Problems in Data Collection
There are some considerations of problems in the process of collecting data that should be taken into account. The more obvious is the above problem of how does what you did fit into the method of examination/evaluation. One needs to know that a method used is measuring what it is supposed to measure and thus have a degree of reliability to it. There also needs to be a degree of certainty that the method employed will provide information that will make a difference; other wise why use it. On a very fundamental level one needs to keep in mind that the very act of observation and or measurement influences the data collected. There can be issues with the collector’s expectations and own ego needs and goals in the therapy process.
I believe that there needs to be a unique and tuned balance of objective and subject interaction, observation and evaluation techniques deployed for a complete and helpful therapy process.
Excerpt from a article I wrote in 2005. Richard Brunner MA/CAT CYT
Berrol, C.F. (2000).
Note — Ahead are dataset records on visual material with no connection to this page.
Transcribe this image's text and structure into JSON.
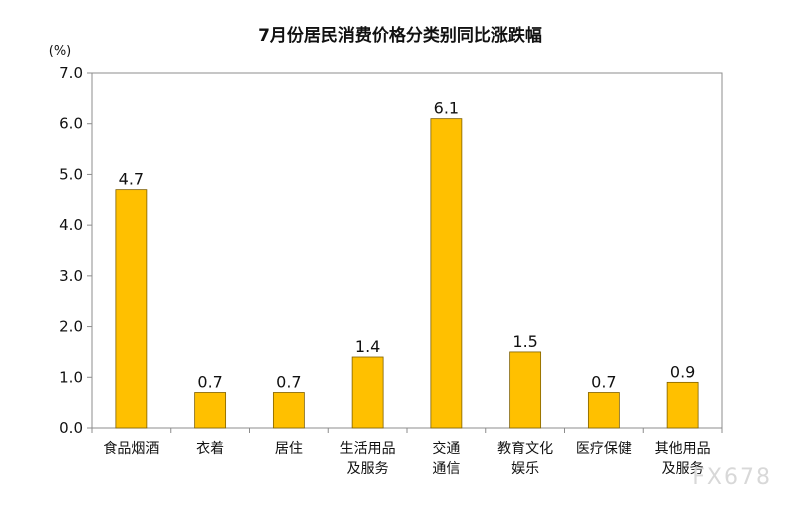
{
  "chart_data": {
    "type": "bar",
    "title": "7月份居民消费价格分类别同比涨跌幅",
    "unit_label": "(%)",
    "categories": [
      [
        "食品烟酒"
      ],
      [
        "衣着"
      ],
      [
        "居住"
      ],
      [
        "生活用品",
        "及服务"
      ],
      [
        "交通",
        "通信"
      ],
      [
        "教育文化",
        "娱乐"
      ],
      [
        "医疗保健"
      ],
      [
        "其他用品",
        "及服务"
      ]
    ],
    "values": [
      4.7,
      0.7,
      0.7,
      1.4,
      6.1,
      1.5,
      0.7,
      0.9
    ],
    "value_labels": [
      "4.7",
      "0.7",
      "0.7",
      "1.4",
      "6.1",
      "1.5",
      "0.7",
      "0.9"
    ],
    "ylim": [
      0,
      7
    ],
    "yticks": [
      "0.0",
      "1.0",
      "2.0",
      "3.0",
      "4.0",
      "5.0",
      "6.0",
      "7.0"
    ],
    "bar_color": "#FFC000",
    "grid": false
  },
  "watermark": "FX678"
}
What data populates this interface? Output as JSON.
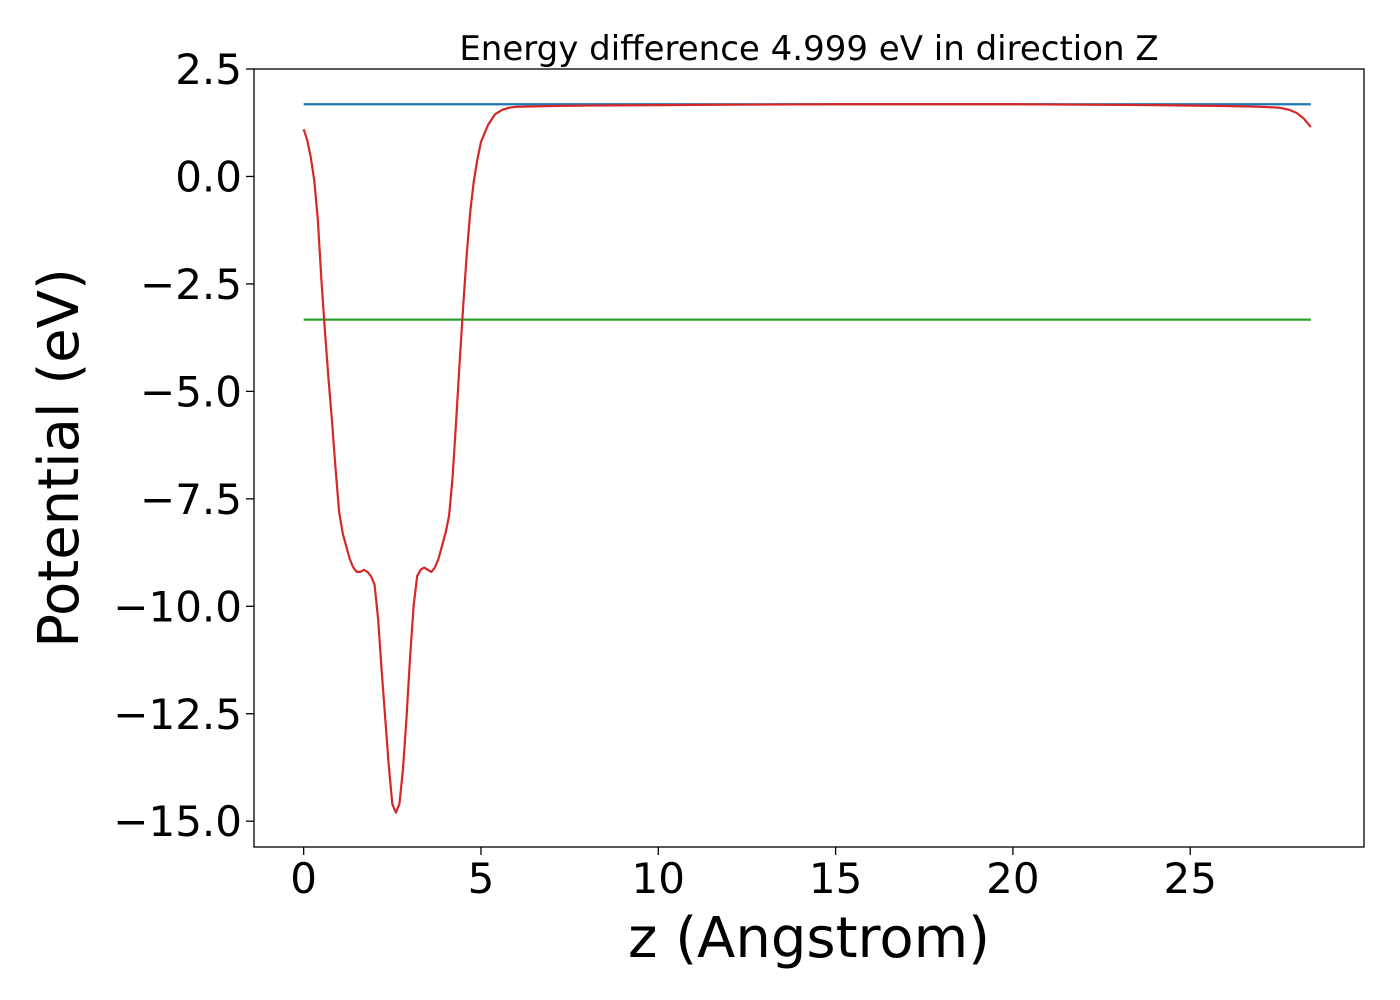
{
  "chart_data": {
    "type": "line",
    "title": "Energy difference 4.999 eV in direction Z",
    "xlabel": "z (Angstrom)",
    "ylabel": "Potential (eV)",
    "xlim": [
      -1.4,
      29.9
    ],
    "ylim": [
      -15.6,
      2.5
    ],
    "xticks": [
      0,
      5,
      10,
      15,
      20,
      25
    ],
    "xtick_labels": [
      "0",
      "5",
      "10",
      "15",
      "20",
      "25"
    ],
    "yticks": [
      2.5,
      0.0,
      -2.5,
      -5.0,
      -7.5,
      -10.0,
      -12.5,
      -15.0
    ],
    "ytick_labels": [
      "2.5",
      "0.0",
      "−2.5",
      "−5.0",
      "−7.5",
      "−10.0",
      "−12.5",
      "−15.0"
    ],
    "grid": false,
    "legend": "none",
    "series": [
      {
        "color": "#1f77b4",
        "x": [
          0.0,
          28.4
        ],
        "y": [
          1.68,
          1.68
        ]
      },
      {
        "color": "#2ca02c",
        "x": [
          0.0,
          28.4
        ],
        "y": [
          -3.33,
          -3.33
        ]
      },
      {
        "color": "#d62728",
        "x": [
          0.0,
          0.1,
          0.2,
          0.3,
          0.4,
          0.5,
          0.6,
          0.7,
          0.8,
          0.9,
          1.0,
          1.1,
          1.2,
          1.3,
          1.4,
          1.5,
          1.6,
          1.7,
          1.8,
          1.9,
          2.0,
          2.1,
          2.2,
          2.3,
          2.4,
          2.5,
          2.6,
          2.7,
          2.8,
          2.9,
          3.0,
          3.1,
          3.2,
          3.3,
          3.4,
          3.5,
          3.6,
          3.7,
          3.8,
          3.9,
          4.0,
          4.1,
          4.2,
          4.3,
          4.4,
          4.5,
          4.6,
          4.7,
          4.8,
          4.9,
          5.0,
          5.2,
          5.4,
          5.6,
          5.8,
          6.0,
          6.5,
          7.0,
          8.0,
          10.0,
          12.0,
          15.0,
          17.5,
          20.0,
          22.0,
          24.0,
          26.0,
          27.0,
          27.5,
          27.8,
          28.0,
          28.2,
          28.4
        ],
        "y": [
          1.1,
          0.85,
          0.45,
          -0.1,
          -1.0,
          -2.4,
          -3.6,
          -4.7,
          -5.7,
          -6.8,
          -7.8,
          -8.3,
          -8.6,
          -8.9,
          -9.1,
          -9.2,
          -9.2,
          -9.15,
          -9.2,
          -9.3,
          -9.5,
          -10.3,
          -11.5,
          -12.6,
          -13.7,
          -14.6,
          -14.8,
          -14.6,
          -13.8,
          -12.6,
          -11.2,
          -10.0,
          -9.3,
          -9.15,
          -9.1,
          -9.15,
          -9.2,
          -9.1,
          -8.9,
          -8.6,
          -8.3,
          -7.9,
          -7.0,
          -5.7,
          -4.3,
          -3.0,
          -1.8,
          -0.8,
          -0.1,
          0.4,
          0.8,
          1.2,
          1.45,
          1.55,
          1.6,
          1.62,
          1.63,
          1.64,
          1.65,
          1.66,
          1.67,
          1.68,
          1.68,
          1.68,
          1.67,
          1.66,
          1.64,
          1.62,
          1.6,
          1.55,
          1.48,
          1.35,
          1.15
        ]
      }
    ]
  }
}
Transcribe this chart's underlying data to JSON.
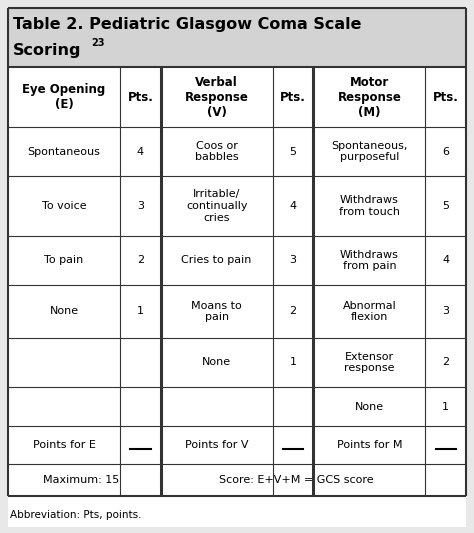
{
  "title_line1": "Table 2. Pediatric Glasgow Coma Scale",
  "title_line2": "Scoring",
  "title_superscript": "23",
  "col_headers": [
    "Eye Opening\n(E)",
    "Pts.",
    "Verbal\nResponse\n(V)",
    "Pts.",
    "Motor\nResponse\n(M)",
    "Pts."
  ],
  "rows": [
    [
      "Spontaneous",
      "4",
      "Coos or\nbabbles",
      "5",
      "Spontaneous,\npurposeful",
      "6"
    ],
    [
      "To voice",
      "3",
      "Irritable/\ncontinually\ncries",
      "4",
      "Withdraws\nfrom touch",
      "5"
    ],
    [
      "To pain",
      "2",
      "Cries to pain",
      "3",
      "Withdraws\nfrom pain",
      "4"
    ],
    [
      "None",
      "1",
      "Moans to\npain",
      "2",
      "Abnormal\nflexion",
      "3"
    ],
    [
      "",
      "",
      "None",
      "1",
      "Extensor\nresponse",
      "2"
    ],
    [
      "",
      "",
      "",
      "",
      "None",
      "1"
    ]
  ],
  "footer_row": [
    "Points for E",
    "__",
    "Points for V",
    "__",
    "Points for M",
    "__"
  ],
  "bottom_left": "Maximum: 15",
  "bottom_right": "Score: E+V+M = GCS score",
  "abbreviation": "Abbreviation: Pts, points.",
  "title_bg": "#d3d3d3",
  "body_bg": "#ffffff",
  "fig_bg": "#e8e8e8",
  "font_size": 8.0,
  "header_font_size": 8.5,
  "title_font_size": 11.5
}
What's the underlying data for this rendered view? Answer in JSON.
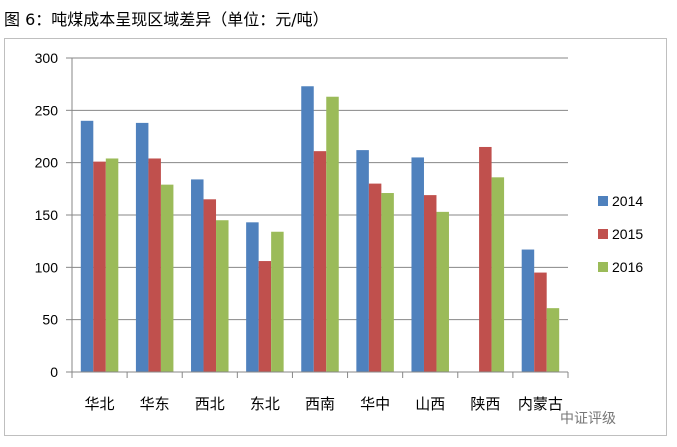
{
  "caption": "图 6：吨煤成本呈现区域差异（单位：元/吨）",
  "watermark": "中证评级",
  "chart_data": {
    "type": "bar",
    "title": "",
    "xlabel": "",
    "ylabel": "",
    "ylim": [
      0,
      300
    ],
    "yticks": [
      0,
      50,
      100,
      150,
      200,
      250,
      300
    ],
    "grid": true,
    "legend_position": "right",
    "categories": [
      "华北",
      "华东",
      "西北",
      "东北",
      "西南",
      "华中",
      "山西",
      "陕西",
      "内蒙古"
    ],
    "series": [
      {
        "name": "2014",
        "color": "#4f81bd",
        "values": [
          240,
          238,
          184,
          143,
          273,
          212,
          205,
          null,
          117
        ]
      },
      {
        "name": "2015",
        "color": "#c0504d",
        "values": [
          201,
          204,
          165,
          106,
          211,
          180,
          169,
          215,
          95
        ]
      },
      {
        "name": "2016",
        "color": "#9bbb59",
        "values": [
          204,
          179,
          145,
          134,
          263,
          171,
          153,
          186,
          61
        ]
      }
    ]
  }
}
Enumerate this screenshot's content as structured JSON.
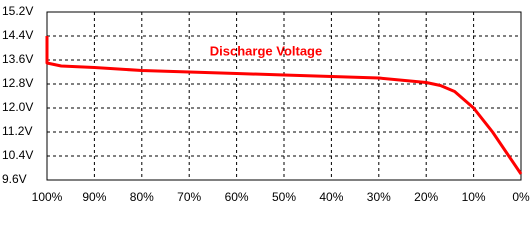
{
  "chart_data": {
    "type": "line",
    "title": "Discharge Voltage",
    "x": [
      100,
      100,
      97,
      90,
      80,
      70,
      60,
      50,
      40,
      30,
      20,
      17,
      14,
      10,
      6,
      0
    ],
    "series": [
      {
        "name": "Discharge Voltage",
        "color": "#ff0000",
        "values": [
          14.4,
          13.5,
          13.4,
          13.35,
          13.25,
          13.2,
          13.15,
          13.1,
          13.05,
          13.0,
          12.85,
          12.75,
          12.55,
          12.0,
          11.2,
          9.8
        ]
      }
    ],
    "xlim": [
      100,
      0
    ],
    "xticks": [
      {
        "value": 100,
        "label": "100%"
      },
      {
        "value": 90,
        "label": "90%"
      },
      {
        "value": 80,
        "label": "80%"
      },
      {
        "value": 70,
        "label": "70%"
      },
      {
        "value": 60,
        "label": "60%"
      },
      {
        "value": 50,
        "label": "50%"
      },
      {
        "value": 40,
        "label": "40%"
      },
      {
        "value": 30,
        "label": "30%"
      },
      {
        "value": 20,
        "label": "20%"
      },
      {
        "value": 10,
        "label": "10%"
      },
      {
        "value": 0,
        "label": "0%"
      }
    ],
    "ylim": [
      9.6,
      15.2
    ],
    "yticks": [
      {
        "value": 9.6,
        "label": "9.6V"
      },
      {
        "value": 10.4,
        "label": "10.4V"
      },
      {
        "value": 11.2,
        "label": "11.2V"
      },
      {
        "value": 12.0,
        "label": "12.0V"
      },
      {
        "value": 12.8,
        "label": "12.8V"
      },
      {
        "value": 13.6,
        "label": "13.6V"
      },
      {
        "value": 14.4,
        "label": "14.4V"
      },
      {
        "value": 15.2,
        "label": "15.2V"
      }
    ],
    "grid": true
  }
}
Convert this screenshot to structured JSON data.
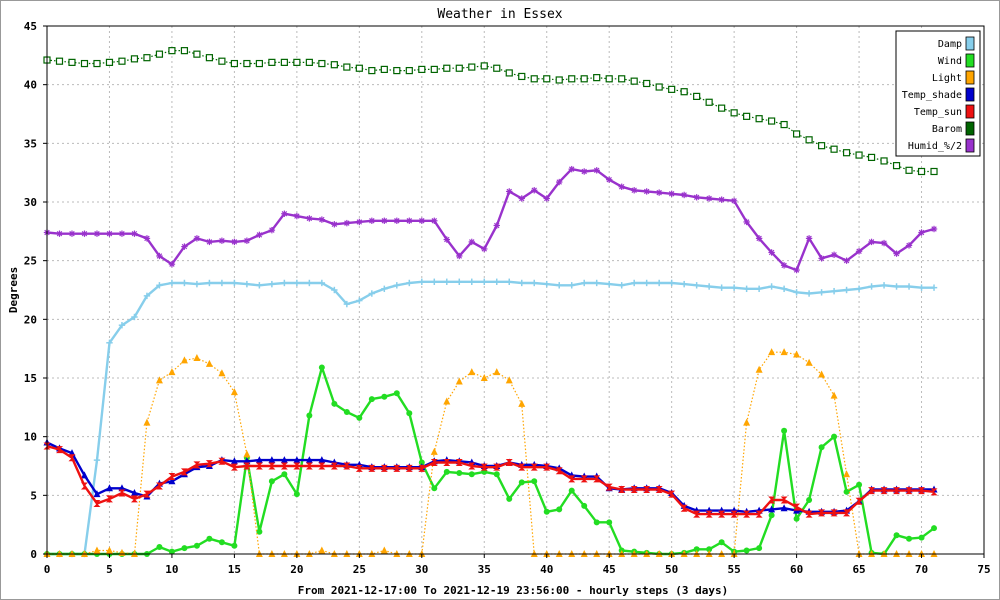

The Spectrum of Research Options in Dance/Movement Therapy. American Journal of Dance Therapy Vol. 22, 29-46.
Cruz, R,F. & Berrol, C.F. (2004). Dance/Movement Therapists in Action: A Working Guide to Research Options. Springfield, Ill.: C.C. Thomas.
Feder, B.& Feder,E. (1988). The Art and Science of Evaluation in the Arts Therapies. Springfield, Ill: Charles C Thomas.
Hervey, L.W. (2000). Artistic Inquiry in Dance/Movement Therapy: Creative Research Alternatives. Springfield, Ill: Charles C Thomas.